How is a genotype test carried out

SLCO1B1 Genotyping (SLCO1B1)

SLCO1B1 genotyping is a medical laboratory test from the area of ​​so-called pharmacogenetics. This involves examining a connection between hereditary factors (genetic variations) and the effectiveness or toxicity of certain drugs. In the case of SLCO1B1 genotyping, genetic traits are specifically examined that can influence treatment with statins (drugs that lower the cholesterol level in the blood).

In order for drugs from the group of statins to be effective, these drugs must be absorbed into the interior of the liver cells via a certain protein (a so-called transport protein in the cell membranes):

  • SLCO1B1 transport protein.

Certain genetic SLCO1B1 variations can lead to the inhibition of the uptake of statins into the liver cells, in which case these drugs can cause serious side effects in the affected patient:

  • Rhabdomyolysis (disintegration of striated muscles of the musculoskeletal system and the heart);
  • Kidney failure.

In these cases, if certain SLCO1B1 genotypes are positively detected, the treating doctor must carry out a corresponding risk-benefit assessment before treatment with statins.

The adaptation of a drug therapy to the metabolism of an individual is referred to as personalized or individualized medicine, with certain hereditary characteristics also being taken into account in this context. For this reason, SLCO1B1 genotyping in the run-up to a planned therapy with a statin with regard to potentially toxic side effects of a drug from this drug group is an important diagnostic measure.

SLCO1B1 genotyping is a special laboratory medical procedure for analyzing certain gene variations (so-called alleles) in this molecular transport protein system. All that is required for this genetic test is a simple blood draw.
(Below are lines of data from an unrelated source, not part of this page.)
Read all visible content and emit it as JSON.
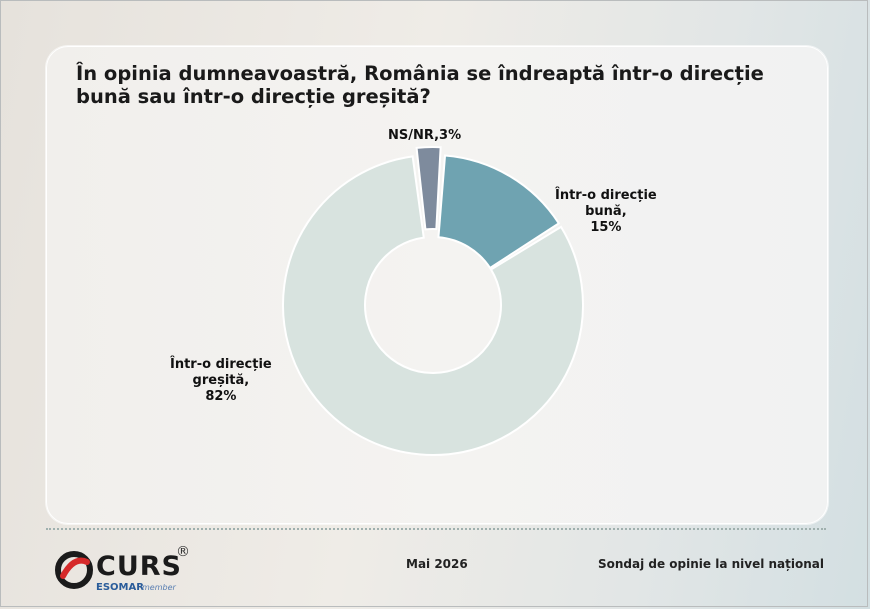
{
  "chart_data": {
    "type": "pie",
    "variant": "donut",
    "title": "În opinia dumneavoastră, România se îndreaptă într-o direcție bună sau într-o direcție greșită?",
    "unit": "%",
    "slices": [
      {
        "label": "NS/NR",
        "value": 3,
        "display": "NS/NR,3%",
        "color": "#7e8b9d",
        "exploded": true
      },
      {
        "label": "Într-o direcție bună",
        "value": 15,
        "display_lines": [
          "Într-o direcție",
          "bună,",
          "15%"
        ],
        "color": "#6fa3b1",
        "exploded": false
      },
      {
        "label": "Într-o direcție greșită",
        "value": 82,
        "display_lines": [
          "Într-o direcție",
          "greșită,",
          "82%"
        ],
        "color": "#d8e3df",
        "exploded": false
      }
    ]
  },
  "footer": {
    "brand": "CURS",
    "registered": "®",
    "esomar": "ESOMAR",
    "member": "member",
    "date": "Mai 2026",
    "note": "Sondaj de opinie la nivel național"
  },
  "colors": {
    "background": "#ece9e4",
    "panel": "#f3f2f0",
    "logo_red": "#d62a2a"
  }
}
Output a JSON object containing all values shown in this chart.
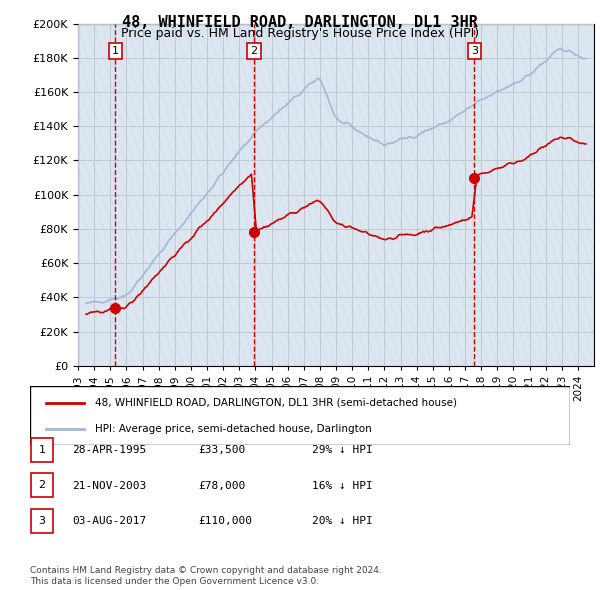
{
  "title": "48, WHINFIELD ROAD, DARLINGTON, DL1 3HR",
  "subtitle": "Price paid vs. HM Land Registry's House Price Index (HPI)",
  "ylabel_ticks": [
    "£0",
    "£20K",
    "£40K",
    "£60K",
    "£80K",
    "£100K",
    "£120K",
    "£140K",
    "£160K",
    "£180K",
    "£200K"
  ],
  "ylim": [
    0,
    200000
  ],
  "xlim_start": 1993.0,
  "xlim_end": 2025.0,
  "sale_dates": [
    1995.32,
    2003.9,
    2017.58
  ],
  "sale_prices": [
    33500,
    78000,
    110000
  ],
  "sale_labels": [
    "1",
    "2",
    "3"
  ],
  "legend_entry1": "48, WHINFIELD ROAD, DARLINGTON, DL1 3HR (semi-detached house)",
  "legend_entry2": "HPI: Average price, semi-detached house, Darlington",
  "table_rows": [
    [
      "1",
      "28-APR-1995",
      "£33,500",
      "29% ↓ HPI"
    ],
    [
      "2",
      "21-NOV-2003",
      "£78,000",
      "16% ↓ HPI"
    ],
    [
      "3",
      "03-AUG-2017",
      "£110,000",
      "20% ↓ HPI"
    ]
  ],
  "footnote1": "Contains HM Land Registry data © Crown copyright and database right 2024.",
  "footnote2": "This data is licensed under the Open Government Licence v3.0.",
  "hpi_color": "#a0b8d8",
  "price_color": "#cc0000",
  "sale_dot_color": "#cc0000",
  "vline_color": "#cc0000",
  "background_hatch": "#e8eef4",
  "grid_color": "#c0c8d0"
}
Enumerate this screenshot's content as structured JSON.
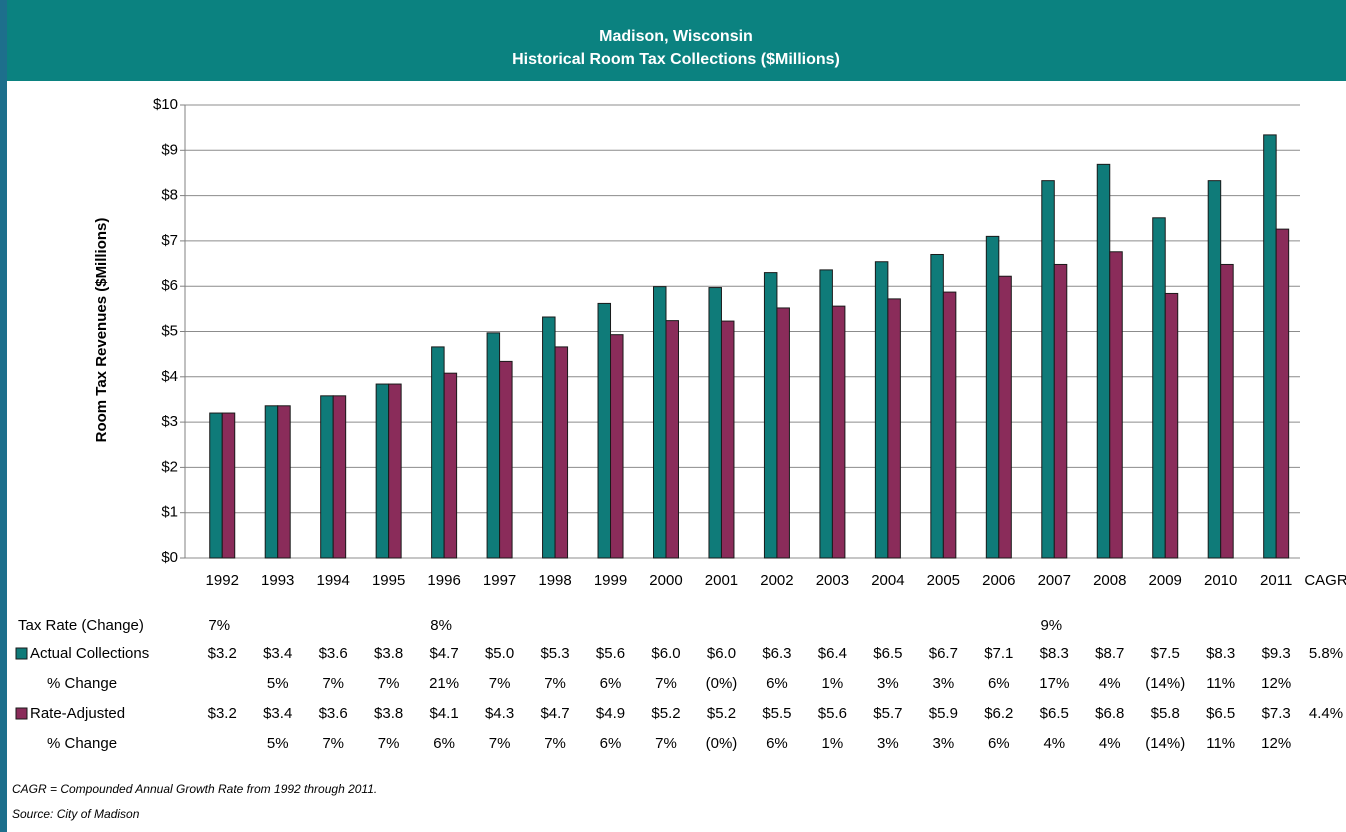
{
  "chart_data": {
    "type": "bar",
    "title": "Madison, Wisconsin",
    "subtitle": "Historical Room Tax Collections ($Millions)",
    "y_label": "Room Tax Revenues ($Millions)",
    "categories": [
      "1992",
      "1993",
      "1994",
      "1995",
      "1996",
      "1997",
      "1998",
      "1999",
      "2000",
      "2001",
      "2002",
      "2003",
      "2004",
      "2005",
      "2006",
      "2007",
      "2008",
      "2009",
      "2010",
      "2011"
    ],
    "cagr_label": "CAGR",
    "ylim": [
      0,
      10
    ],
    "yticks": [
      {
        "value": 0,
        "label": "$0"
      },
      {
        "value": 1,
        "label": "$1"
      },
      {
        "value": 2,
        "label": "$2"
      },
      {
        "value": 3,
        "label": "$3"
      },
      {
        "value": 4,
        "label": "$4"
      },
      {
        "value": 5,
        "label": "$5"
      },
      {
        "value": 6,
        "label": "$6"
      },
      {
        "value": 7,
        "label": "$7"
      },
      {
        "value": 8,
        "label": "$8"
      },
      {
        "value": 9,
        "label": "$9"
      },
      {
        "value": 10,
        "label": "$10"
      }
    ],
    "grid": true,
    "series": [
      {
        "name": "Actual Collections",
        "color": "#0f7b79",
        "values": [
          3.2,
          3.36,
          3.58,
          3.84,
          4.66,
          4.97,
          5.32,
          5.62,
          5.99,
          5.97,
          6.3,
          6.36,
          6.54,
          6.7,
          7.1,
          8.33,
          8.69,
          7.51,
          8.33,
          9.34
        ],
        "value_labels": [
          "$3.2",
          "$3.4",
          "$3.6",
          "$3.8",
          "$4.7",
          "$5.0",
          "$5.3",
          "$5.6",
          "$6.0",
          "$6.0",
          "$6.3",
          "$6.4",
          "$6.5",
          "$6.7",
          "$7.1",
          "$8.3",
          "$8.7",
          "$7.5",
          "$8.3",
          "$9.3"
        ],
        "cagr": "5.8%",
        "change_label": "% Change",
        "changes": [
          null,
          "5%",
          "7%",
          "7%",
          "21%",
          "7%",
          "7%",
          "6%",
          "7%",
          "(0%)",
          "6%",
          "1%",
          "3%",
          "3%",
          "6%",
          "17%",
          "4%",
          "(14%)",
          "11%",
          "12%"
        ]
      },
      {
        "name": "Rate-Adjusted",
        "color": "#8a2c5a",
        "values": [
          3.2,
          3.36,
          3.58,
          3.84,
          4.08,
          4.34,
          4.66,
          4.93,
          5.24,
          5.23,
          5.52,
          5.56,
          5.72,
          5.87,
          6.22,
          6.48,
          6.76,
          5.84,
          6.48,
          7.26
        ],
        "value_labels": [
          "$3.2",
          "$3.4",
          "$3.6",
          "$3.8",
          "$4.1",
          "$4.3",
          "$4.7",
          "$4.9",
          "$5.2",
          "$5.2",
          "$5.5",
          "$5.6",
          "$5.7",
          "$5.9",
          "$6.2",
          "$6.5",
          "$6.8",
          "$5.8",
          "$6.5",
          "$7.3"
        ],
        "cagr": "4.4%",
        "change_label": "% Change",
        "changes": [
          null,
          "5%",
          "7%",
          "7%",
          "6%",
          "7%",
          "7%",
          "6%",
          "7%",
          "(0%)",
          "6%",
          "1%",
          "3%",
          "3%",
          "6%",
          "4%",
          "4%",
          "(14%)",
          "11%",
          "12%"
        ]
      }
    ],
    "tax_rate": {
      "label": "Tax Rate (Change)",
      "cells": [
        "7%",
        null,
        null,
        null,
        "8%",
        null,
        null,
        null,
        null,
        null,
        null,
        null,
        null,
        null,
        null,
        "9%",
        null,
        null,
        null,
        null
      ]
    },
    "notes": [
      "CAGR = Compounded Annual Growth Rate from 1992 through 2011.",
      "Source: City of Madison"
    ]
  }
}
In the medical laboratory, the genetic material (so-called deoxyribonucleic acid - DNA) is extracted from the blood, the corresponding gene region is multiplied (read: "amplified") in the laboratory process of the polymerase chain reaction (PCR) and, in the case of positive detection, the sought gene variant identified or quantified.

In addition to the PCR process, there is also the possibility of deciphering the exact sequence of the patient's genetic code. This testing method is called "DNA sequencing". Since this laboratory method is more complex than the PCR process, DNA sequencing is carried out as part of the SLCO1B1 genotyping, especially in connection with special diagnostic or scientific questions.